According to Bordwell and Thompson, “A documentary claims to present factual information about the world”. The most important word in that sentence is “claims”. The makers of a documentary present everything in its final form as accurate and a truthful analysis or showing of real world events. However, sometimes that’s not true. Bordwell states the idea that in many documentaries, the makers will stage events or modify the situation to better suit their needs for the film. In one example given, Humphrey Jennings wasn’t able to film when London was getting bombed in World War II for the film Fires Were Started, so he and his crew set a group of bombed-out buildings on fire and filmed it. This type of manipulation is severe, but happens in many documentaries.

One example of this can be found in a documentary that I recently watched: Beckham. Beckham tells the story of a young David Beckham, taking viewers through the high and lows of his career and life. While this documentary is incredible, there are definitely inaccuracies shown. One very apparent one that many fans picked up on were inconsistencies between game footage that is shown and when Victoria Beckham attended games. Victoria spoke about one particular game in which she was watching from the stands at Old Trafford, when the game was at Stamford Bridge. Obviously this might be a simple mistake by her, but footage from the Stamford Bridge game shows Victoria wasn’t in attendance, and she was just making up a story.
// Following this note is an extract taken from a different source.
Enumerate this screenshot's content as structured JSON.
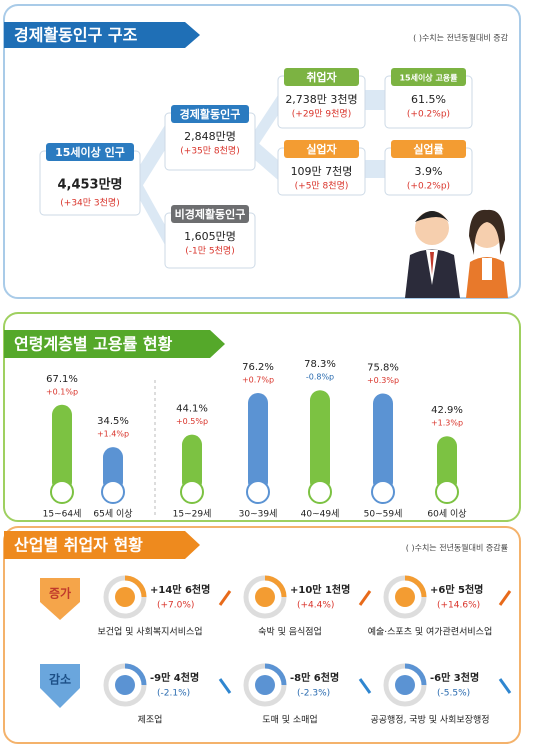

There were also moments where old press conferences from one of David’s managers on the England national team, Glenn Hoddle, talks about David as a young talent, but does not include the vast criticism and public disliking that Hoddle had for Beckham.
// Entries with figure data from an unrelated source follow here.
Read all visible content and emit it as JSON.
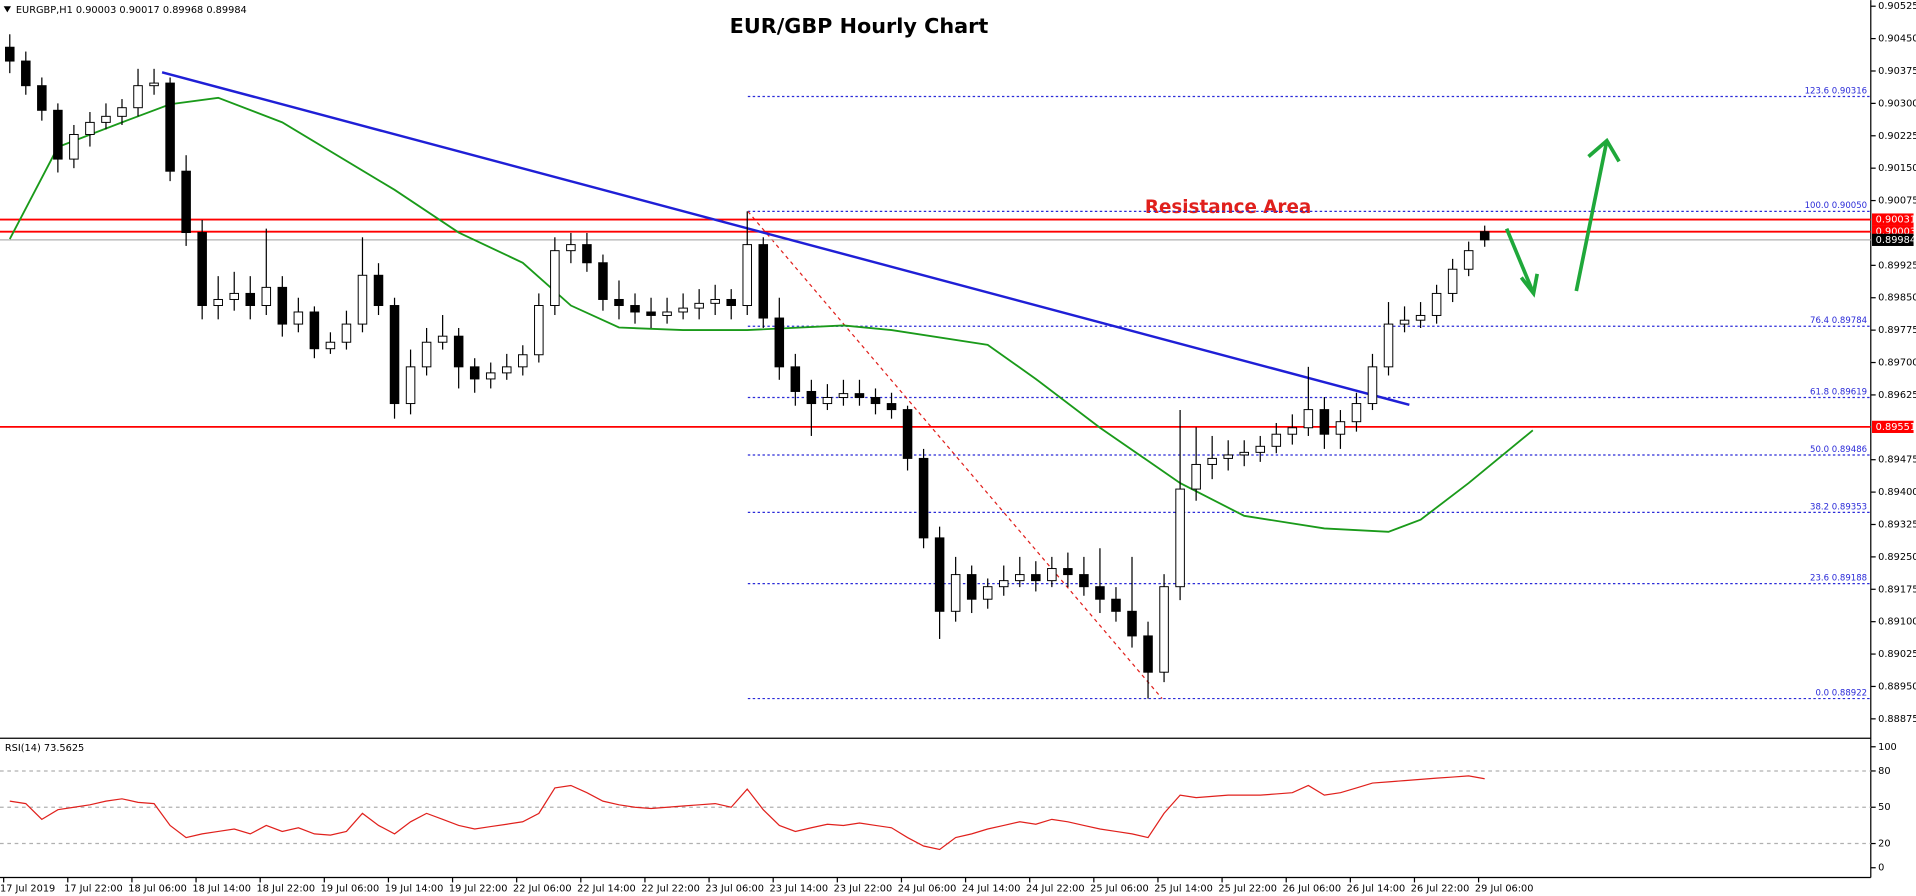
{
  "chart_data": {
    "type": "candlestick",
    "info": "EURGBP,H1 0.90003 0.90017 0.89968 0.89984",
    "title": "EUR/GBP Hourly Chart",
    "annotation": "Resistance Area",
    "ylim": [
      0.88833,
      0.90539
    ],
    "yticks": [
      0.90525,
      {
        "value": 0.9045,
        "label": "0.90450"
      },
      0.90375,
      {
        "value": 0.903,
        "label": "0.90300"
      },
      0.90225,
      {
        "value": 0.9015,
        "label": "0.90150"
      },
      0.90075,
      0.89925,
      {
        "value": 0.8985,
        "label": "0.89850"
      },
      0.89775,
      {
        "value": 0.897,
        "label": "0.89700"
      },
      0.89625,
      0.89475,
      {
        "value": 0.894,
        "label": "0.89400"
      },
      0.89325,
      {
        "value": 0.8925,
        "label": "0.89250"
      },
      0.89175,
      {
        "value": 0.891,
        "label": "0.89100"
      },
      0.89025,
      {
        "value": 0.8895,
        "label": "0.88950"
      },
      0.88875
    ],
    "time_labels": [
      "17 Jul 2019",
      "17 Jul 22:00",
      "18 Jul 06:00",
      "18 Jul 14:00",
      "18 Jul 22:00",
      "19 Jul 06:00",
      "19 Jul 14:00",
      "19 Jul 22:00",
      "22 Jul 06:00",
      "22 Jul 14:00",
      "22 Jul 22:00",
      "23 Jul 06:00",
      "23 Jul 14:00",
      "23 Jul 22:00",
      "24 Jul 06:00",
      "24 Jul 14:00",
      "24 Jul 22:00",
      "25 Jul 06:00",
      "25 Jul 14:00",
      "25 Jul 22:00",
      "26 Jul 06:00",
      "26 Jul 14:00",
      "26 Jul 22:00",
      "29 Jul 06:00"
    ],
    "candles": [
      [
        0.9043,
        0.9046,
        0.9037,
        0.90398
      ],
      [
        0.90398,
        0.9042,
        0.9032,
        0.90341
      ],
      [
        0.90341,
        0.9036,
        0.9026,
        0.90284
      ],
      [
        0.90284,
        0.903,
        0.9014,
        0.90171
      ],
      [
        0.90171,
        0.9025,
        0.9015,
        0.90228
      ],
      [
        0.90228,
        0.9028,
        0.902,
        0.90256
      ],
      [
        0.90256,
        0.903,
        0.9024,
        0.9027
      ],
      [
        0.9027,
        0.9031,
        0.9025,
        0.9029
      ],
      [
        0.9029,
        0.9038,
        0.9027,
        0.90341
      ],
      [
        0.90341,
        0.9038,
        0.9032,
        0.90347
      ],
      [
        0.90347,
        0.9036,
        0.9012,
        0.90143
      ],
      [
        0.90143,
        0.9018,
        0.8997,
        0.90001
      ],
      [
        0.90001,
        0.9003,
        0.898,
        0.89832
      ],
      [
        0.89832,
        0.899,
        0.898,
        0.89846
      ],
      [
        0.89846,
        0.8991,
        0.8982,
        0.8986
      ],
      [
        0.8986,
        0.899,
        0.898,
        0.89832
      ],
      [
        0.89832,
        0.9001,
        0.8981,
        0.89874
      ],
      [
        0.89874,
        0.899,
        0.8976,
        0.89789
      ],
      [
        0.89789,
        0.8985,
        0.8977,
        0.89817
      ],
      [
        0.89817,
        0.8983,
        0.8971,
        0.89732
      ],
      [
        0.89732,
        0.8977,
        0.8972,
        0.89747
      ],
      [
        0.89747,
        0.8982,
        0.8973,
        0.89789
      ],
      [
        0.89789,
        0.8999,
        0.8977,
        0.89902
      ],
      [
        0.89902,
        0.8993,
        0.8981,
        0.89832
      ],
      [
        0.89832,
        0.8985,
        0.8957,
        0.89605
      ],
      [
        0.89605,
        0.8973,
        0.8958,
        0.8969
      ],
      [
        0.8969,
        0.8978,
        0.8967,
        0.89747
      ],
      [
        0.89747,
        0.8981,
        0.8973,
        0.89761
      ],
      [
        0.89761,
        0.8978,
        0.8964,
        0.8969
      ],
      [
        0.8969,
        0.8971,
        0.8963,
        0.89662
      ],
      [
        0.89662,
        0.897,
        0.8964,
        0.89676
      ],
      [
        0.89676,
        0.8972,
        0.8966,
        0.8969
      ],
      [
        0.8969,
        0.8974,
        0.8967,
        0.89718
      ],
      [
        0.89718,
        0.8986,
        0.897,
        0.89832
      ],
      [
        0.89832,
        0.8999,
        0.8981,
        0.89959
      ],
      [
        0.89959,
        0.9,
        0.8993,
        0.89973
      ],
      [
        0.89973,
        0.9,
        0.8991,
        0.89931
      ],
      [
        0.89931,
        0.8995,
        0.8982,
        0.89846
      ],
      [
        0.89846,
        0.8989,
        0.898,
        0.89832
      ],
      [
        0.89832,
        0.8986,
        0.8979,
        0.89817
      ],
      [
        0.89817,
        0.8985,
        0.8978,
        0.89809
      ],
      [
        0.89809,
        0.8985,
        0.8979,
        0.89817
      ],
      [
        0.89817,
        0.8986,
        0.898,
        0.89826
      ],
      [
        0.89826,
        0.8987,
        0.898,
        0.89837
      ],
      [
        0.89837,
        0.8988,
        0.8981,
        0.89846
      ],
      [
        0.89846,
        0.8987,
        0.898,
        0.89832
      ],
      [
        0.89832,
        0.9005,
        0.8981,
        0.89973
      ],
      [
        0.89973,
        0.8999,
        0.8978,
        0.89803
      ],
      [
        0.89803,
        0.8985,
        0.8966,
        0.8969
      ],
      [
        0.8969,
        0.8972,
        0.896,
        0.89633
      ],
      [
        0.89633,
        0.8966,
        0.8953,
        0.89605
      ],
      [
        0.89605,
        0.8965,
        0.8959,
        0.89619
      ],
      [
        0.89619,
        0.8966,
        0.896,
        0.89628
      ],
      [
        0.89628,
        0.8966,
        0.896,
        0.89619
      ],
      [
        0.89619,
        0.8964,
        0.8958,
        0.89605
      ],
      [
        0.89605,
        0.8963,
        0.8957,
        0.89591
      ],
      [
        0.89591,
        0.896,
        0.8945,
        0.89478
      ],
      [
        0.89478,
        0.895,
        0.8927,
        0.89294
      ],
      [
        0.89294,
        0.8932,
        0.8906,
        0.89124
      ],
      [
        0.89124,
        0.8925,
        0.891,
        0.89209
      ],
      [
        0.89209,
        0.8923,
        0.8912,
        0.89152
      ],
      [
        0.89152,
        0.892,
        0.8913,
        0.89181
      ],
      [
        0.89181,
        0.8923,
        0.8916,
        0.89195
      ],
      [
        0.89195,
        0.8925,
        0.8918,
        0.89209
      ],
      [
        0.89209,
        0.8924,
        0.8917,
        0.89195
      ],
      [
        0.89195,
        0.8925,
        0.8918,
        0.89223
      ],
      [
        0.89223,
        0.8926,
        0.8918,
        0.89209
      ],
      [
        0.89209,
        0.8925,
        0.8916,
        0.89181
      ],
      [
        0.89181,
        0.8927,
        0.8912,
        0.89152
      ],
      [
        0.89152,
        0.8918,
        0.891,
        0.89124
      ],
      [
        0.89124,
        0.8925,
        0.8904,
        0.89067
      ],
      [
        0.89067,
        0.891,
        0.88922,
        0.88983
      ],
      [
        0.88983,
        0.8921,
        0.8896,
        0.89181
      ],
      [
        0.89181,
        0.8959,
        0.8915,
        0.89407
      ],
      [
        0.89407,
        0.8955,
        0.8938,
        0.89464
      ],
      [
        0.89464,
        0.8953,
        0.8943,
        0.89478
      ],
      [
        0.89478,
        0.8952,
        0.8945,
        0.89486
      ],
      [
        0.89486,
        0.8952,
        0.8946,
        0.89492
      ],
      [
        0.89492,
        0.8953,
        0.8947,
        0.89506
      ],
      [
        0.89506,
        0.8956,
        0.8949,
        0.89534
      ],
      [
        0.89534,
        0.8958,
        0.8951,
        0.89549
      ],
      [
        0.89549,
        0.8969,
        0.8953,
        0.89591
      ],
      [
        0.89591,
        0.8962,
        0.895,
        0.89534
      ],
      [
        0.89534,
        0.8959,
        0.895,
        0.89563
      ],
      [
        0.89563,
        0.8963,
        0.8954,
        0.89605
      ],
      [
        0.89605,
        0.8972,
        0.8959,
        0.8969
      ],
      [
        0.8969,
        0.8984,
        0.8967,
        0.89789
      ],
      [
        0.89789,
        0.8983,
        0.8977,
        0.89798
      ],
      [
        0.89798,
        0.8984,
        0.8978,
        0.89809
      ],
      [
        0.89809,
        0.8988,
        0.8979,
        0.8986
      ],
      [
        0.8986,
        0.8994,
        0.8984,
        0.89916
      ],
      [
        0.89916,
        0.8998,
        0.899,
        0.89959
      ],
      [
        0.90003,
        0.90017,
        0.89968,
        0.89984
      ]
    ],
    "ma": {
      "color": "#1a9a1a",
      "x": [
        0,
        3,
        7,
        10,
        13,
        17,
        24,
        28,
        32,
        35,
        38,
        42,
        46,
        52,
        55,
        61,
        64,
        68,
        73,
        77,
        82,
        86,
        88,
        91,
        95
      ],
      "values": [
        0.89986,
        0.90199,
        0.90256,
        0.90298,
        0.90313,
        0.90256,
        0.901,
        0.90001,
        0.89931,
        0.89832,
        0.89781,
        0.89775,
        0.89775,
        0.89786,
        0.89775,
        0.89741,
        0.89662,
        0.89549,
        0.89421,
        0.89345,
        0.89316,
        0.89308,
        0.89336,
        0.89421,
        0.89543
      ]
    },
    "trendline": {
      "color": "#1f1fd6",
      "x": [
        9.5,
        87.3
      ],
      "values": [
        0.90372,
        0.89602
      ]
    },
    "price_lines": [
      {
        "value": 0.90031,
        "color": "#ff0000"
      },
      {
        "value": 0.90003,
        "color": "#ff0000"
      },
      {
        "value": 0.89984,
        "color": "#000000"
      },
      {
        "value": 0.89551,
        "color": "#ff0000"
      }
    ],
    "fib": [
      {
        "ratio": "123.6",
        "price": 0.90316
      },
      {
        "ratio": "100.0",
        "price": {
          "value": 0.9005,
          "label": "0.90050"
        }
      },
      {
        "ratio": "76.4",
        "price": 0.89784
      },
      {
        "ratio": "61.8",
        "price": 0.89619
      },
      {
        "ratio": "50.0",
        "price": 0.89486
      },
      {
        "ratio": "38.2",
        "price": 0.89353
      },
      {
        "ratio": "23.6",
        "price": 0.89188
      },
      {
        "ratio": "0.0",
        "price": 0.88922
      }
    ],
    "rsi": {
      "label": "RSI(14) 73.5625",
      "color": "#e0201c",
      "ylim": [
        0,
        100
      ],
      "yticks": [
        100,
        80,
        50,
        20,
        0
      ],
      "values": [
        55,
        53,
        40,
        48,
        50,
        52,
        55,
        57,
        54,
        53,
        35,
        25,
        28,
        30,
        32,
        28,
        35,
        30,
        33,
        28,
        27,
        30,
        45,
        35,
        28,
        38,
        45,
        40,
        35,
        32,
        34,
        36,
        38,
        45,
        66,
        68,
        62,
        55,
        52,
        50,
        49,
        50,
        51,
        52,
        53,
        50,
        65,
        48,
        35,
        30,
        33,
        36,
        35,
        37,
        35,
        33,
        25,
        18,
        15,
        25,
        28,
        32,
        35,
        38,
        36,
        40,
        38,
        35,
        32,
        30,
        28,
        25,
        45,
        60,
        58,
        59,
        60,
        60,
        60,
        61,
        62,
        68,
        60,
        62,
        66,
        70,
        71,
        72,
        73,
        74,
        75,
        76,
        73.5625
      ]
    }
  }
}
The main reasoning for these inaccuracies in the Beckham documentary is because of its form. Bordwell describes the two types of form in documentaries. There’s categorical form, which tells the story of a specific category, such as penguins or women with gapped teeth, and how these categories impact the world. Then, there’s rhetorical form documentaries, which filmmakers are making an argument to convince the viewers of something. Beckham is a rhetorical form documentary with the goal of painting David Beckham as a kid who had a hard life with people always doubting him, who then rose to the top and proved them all wrong. It’s a propaganda piece for David Beckham to make him seem likable and a great person. That’s why the most important deviance from the truth in this documentary occurs: Rebecca Loos. Rebecca was David’s personal assistant who he “allegedly” had an affair with. Alleged meaning she claimed it happened multiple times, and when the Beckhams threatened to sue she said she had information about David that only a woman who slept with him would know, and the lawsuit was then dropped. Several other women came forward after Loos to claim that they had slept with David Beckham. Instead of addressing this major milestone in David and Victoria’s lives, they briefly mention that they stood by each other’s side no matter what. In the documentary where the point of it is to make someone look good, the filmmakers made the right decision by not lingering on the subject of him cheating on his wife multiple times. Overall, documentaries are based on truth but many times contain lies or some kind of falsification to make the story better, just like what happened with the Beckham documentary.